Sofern eine Nichtanwendung des IFRS 16 keine wesentliche(n) Auswirkung(en) auf die Darstellung der VFE-Lage hat, kann auf eine Anwendung des IFRS 16 verzichtet werden (vgl. IFRS 16.BC85 i. V. m. IAS 1.7 (IAS 8.5 i. d. F. des ED/2019/7) sowie IAS 1.31 (ED/2019/7.24); ferner RK.2.11 (2018); grundlegend zu den Voraussetzungen sodann Fehrenbach/Schulte, BB 2018, S. 1516ff.; Findeisen/Adolph, KoR 2018, S. 313f.).
2. Vereinfachungen
Rn. 118
Stand: EL 40 – ET: 09/2023
Zur Vermeidung von unverhältnismäßig hohen Kosten der Nutzungsrechtsbilanzierung lässt IFRS 16 wahlweise verschiedene Erleichterungen zu. Bei Leasingverhältnissen mit einer Laufzeit von höchstens zwölf Monaten (short-term leases) dürfen Leasingnehmer ein Wahlrecht ausüben (vgl. IFRS 16.5(a)): Sie brauchen die Vermögenswerte nicht in der Bilanz auszuweisen, sondern können diese Verträge analog dem bisherigen Leasingstandard (vgl. IAS 17) als Operating-Leasing behandeln, d. h. als schwebende Geschäfte, und die einzelnen Leasingraten direkt als Aufwand erfassen (vgl. IFRS 16.6). Das Wahlrecht muss auf Basis von Vermögenswertklassen einheitlich ausgeübt werden (vgl. IFRS 16.8). Zu beachten ist, dass die Max.-Laufzeit auch evtl. Verlängerungsoptionen beinhaltet, sofern deren Ausübung hinreichend sicher ist (vgl. IFRS 16.BC93). Eine Kaufoption schließt den Gedanken der kurzfristigen Nutzung und damit das Wahlrecht aus (vgl. IFRS 16 Appendix A).
Rn. 119
Stand: EL 40 – ET: 09/2023
Ein weiteres – für die Praxis sehr bedeutendes – Vereinfachungswahlrecht hat der Leasingnehmer bei Leasingverhältnissen mit Objekten von geringem Wert (leases of low-value assets). Die Leasingraten für geringwertige Leasingobjekte können ebenfalls ohne Ansatz in der Bilanz als Operating-Leasing direkt im Aufwand erfasst und linear oder nach einer anderen systematischen Methode über die Laufzeit verteilt werden (vgl. IFRS 16.5(b); IFRS 16.6). Was unter Objekten mit geringem Wert zu verstehen ist, wird im Leasingstandard selbst nur qualitativ, aber nicht quantitativ definiert.

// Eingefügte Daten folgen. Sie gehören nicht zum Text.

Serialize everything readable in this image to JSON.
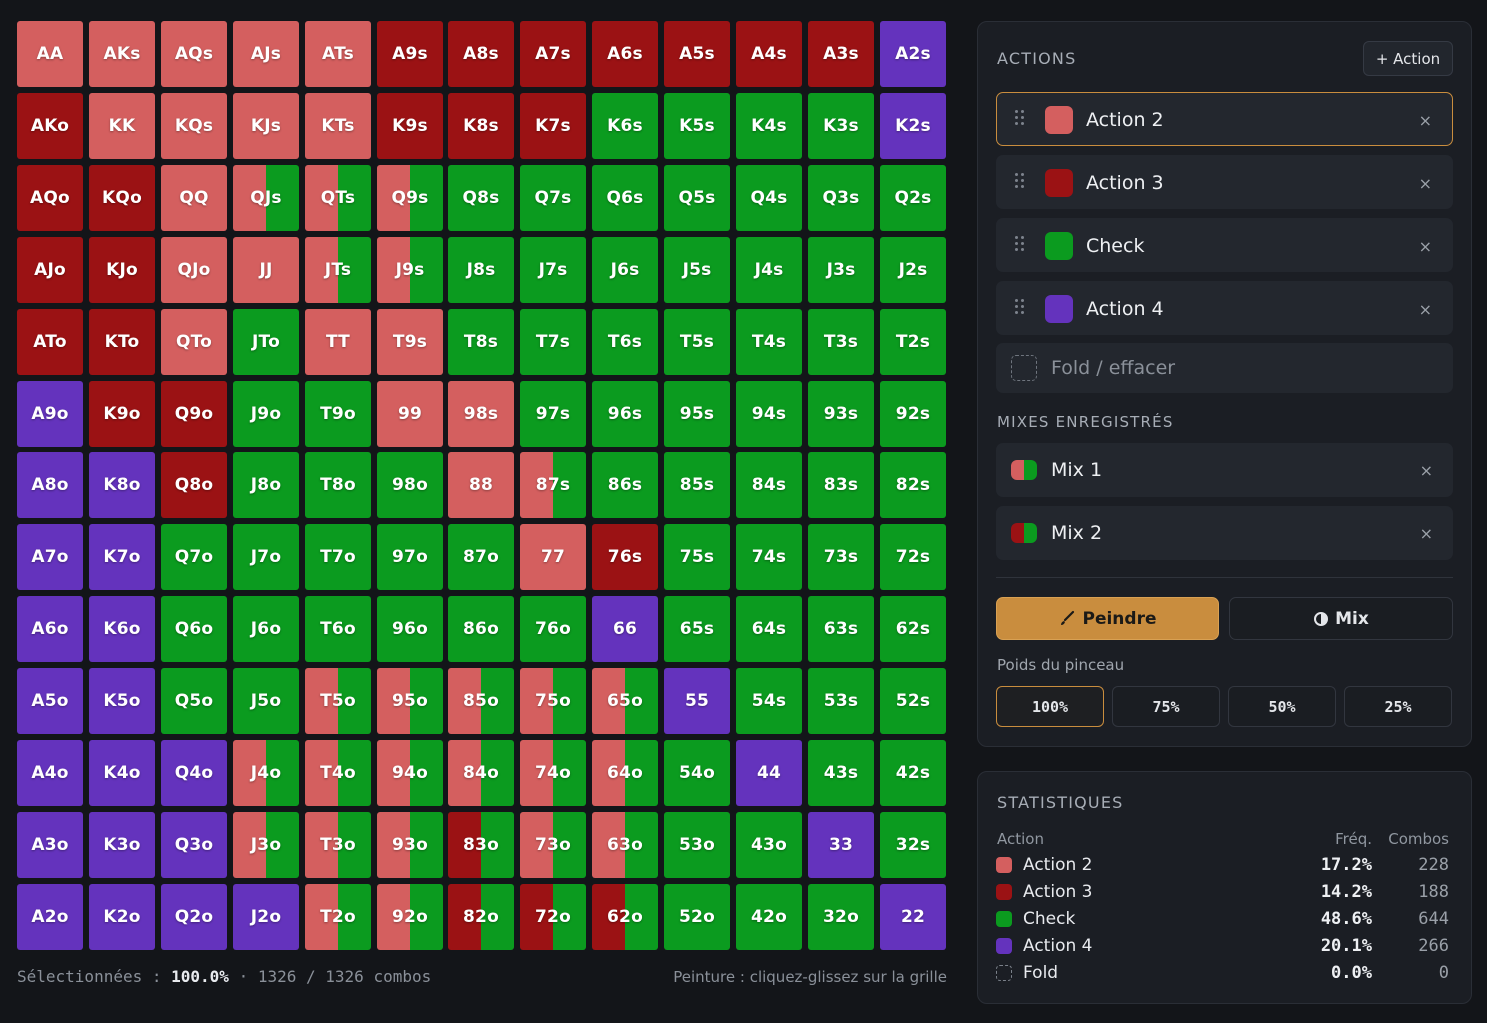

Als Beispiele wertmäßig nicht bedeutender Vermögenswerte werden Laptops, PC, Fotokopiergeräte, kleinere Büromöbel und Telefone genannt; nicht dazu zu rechnen sind z. B. Pkw, Lkw, Gebäude und IT-Server (vgl. IFRS 16.B8; IFRS 16.IE11). Zur Vermeidung von Missbrauch müssen die geringwertigen Vermögenswerte dabei einzeln oder zusammen mit anderen Ressourcen nutzbar sein und dürfen weder von anderen Vermögenswerten abhängig noch eng mit diesen verbunden sein (vgl. IFRS16.B5). Der Standardsetzer gibt in IFRS 16.BC100 als Anhaltspunkt für eine Wertobergrenze einen Betrag von 5.000 USD für den Neupreis (Stand: 2015) an. Bei dieser Größe handelt es sich allerdings nur um eine unverbindliche Richtschnur, die an länder- und branchenspezifische Gegebenheiten sowie im Zeitablauf an geänderte Fakten und Umstände, wie z. B. Inflation, anzupasse...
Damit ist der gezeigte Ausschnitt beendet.